Dynamic chunking using old snapshot

abhinavdayal · April 27, 2023, 10:29am

I am using slate.js editor that use YJS for syncing updates. I need to chunk the document dynamically into say 100 word chunks with probably a little overlap, in order to run some downstream NLP tasks. I would like to maintain the chunks consistent as much as possible and trying to do a divide and conquer strategy, where rather than rechunking entire document for every small change, I would grow/shrick chunks leading to splits and merges.

I am trying to store the character indexes of start and end position of each chunk. I am storing the previous state of the document as

const docSnapshot = Y.encodeStateVector(yDoc)

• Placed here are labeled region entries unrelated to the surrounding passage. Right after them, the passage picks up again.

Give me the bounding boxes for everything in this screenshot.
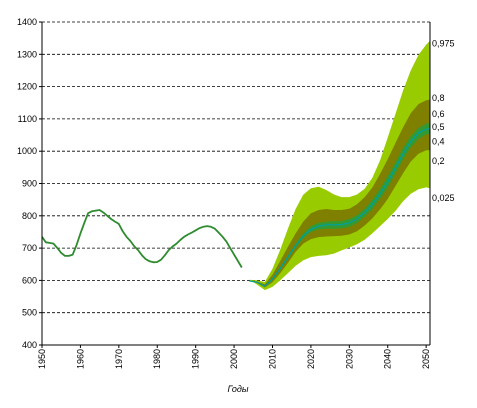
band-04-06 (249, 122, 430, 287)
y-tick-label-600: 600 (22, 275, 37, 285)
y-tick-label-1300: 1300 (17, 49, 37, 59)
x-tick-label-1990: 1990 (191, 349, 201, 369)
quantile-labels: 0,975 0,8 0,6 0,5 0,4 0,2 0,025 (432, 39, 455, 203)
observed-series (41, 209, 243, 268)
x-tick-label-1980: 1980 (152, 349, 162, 369)
observed-line (41, 209, 243, 268)
band-02-08 (249, 99, 430, 288)
y-tick-label-1000: 1000 (17, 146, 37, 156)
x-tick-label-2010: 2010 (267, 349, 277, 369)
x-tick-label-2040: 2040 (383, 349, 393, 369)
y-tick-label-1400: 1400 (17, 17, 37, 27)
quantile-label-0-8: 0,8 (432, 93, 445, 103)
quantile-bands (249, 40, 431, 291)
quantile-label-0-2: 0,2 (432, 156, 445, 166)
x-tick-label-2000: 2000 (229, 349, 239, 369)
x-tick-label-1970: 1970 (114, 349, 124, 369)
gridlines (42, 21, 430, 314)
x-tick-label-2050: 2050 (421, 349, 431, 369)
y-tick-label-400: 400 (22, 340, 37, 350)
y-tick-label-900: 900 (22, 179, 37, 189)
band-0025-0975 (249, 40, 430, 291)
y-tick-label-700: 700 (22, 243, 37, 253)
x-tick-label-2020: 2020 (306, 349, 316, 369)
x-tick-label-1950: 1950 (37, 349, 47, 369)
quantile-label-0-975: 0,975 (432, 39, 455, 49)
quantile-label-0-4: 0,4 (432, 137, 445, 147)
x-axis-label: Годы (228, 384, 249, 394)
y-tick-label-800: 800 (22, 211, 37, 221)
y-tick-labels: 400 500 600 700 800 900 1000 1100 1200 1300 1400 (17, 17, 42, 350)
y-tick-label-1100: 1100 (18, 114, 37, 124)
y-tick-label-1200: 1200 (17, 82, 37, 92)
x-tick-labels: 1950 1960 1970 1980 1990 2000 2010 2020 2030 2040… (37, 345, 431, 369)
quantile-label-0-6: 0,6 (432, 109, 445, 119)
median-line (249, 128, 431, 287)
quantile-label-0-5: 0,5 (432, 122, 445, 132)
x-tick-label-2030: 2030 (344, 349, 354, 369)
x-tick-label-1960: 1960 (75, 349, 85, 369)
quantile-label-0-025: 0,025 (432, 193, 455, 203)
y-tick-label-500: 500 (22, 308, 37, 318)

And saving this into the database.
The slate.js bindings allow me to convert this document to slate nodes, from where I get the full text of the document. This is cleaned and split into chunks in the given state.

Now, when changes happen to the document, I am trying to locate the positions where the changes happened based upon the older snapshot, so as to determine the chunks that were affected.

Get the old state
const oldStateVector = stringToUint8Array(sourceSnapshot.yJsState)
construct the slate.js editor from the old state
??? Not sure how to do this
Get the diffs from the old state to the current one
const diff2 = Y.encodeStateAsUpdate(yDoc, oldStateVector)
somehow use this diff with the slate-yjs bindings to identify what exact locations changed and how in the document.
??? Could not find a way to do this.

Can anyone help me with the steps 2, 4. Could not find appropiate documentation.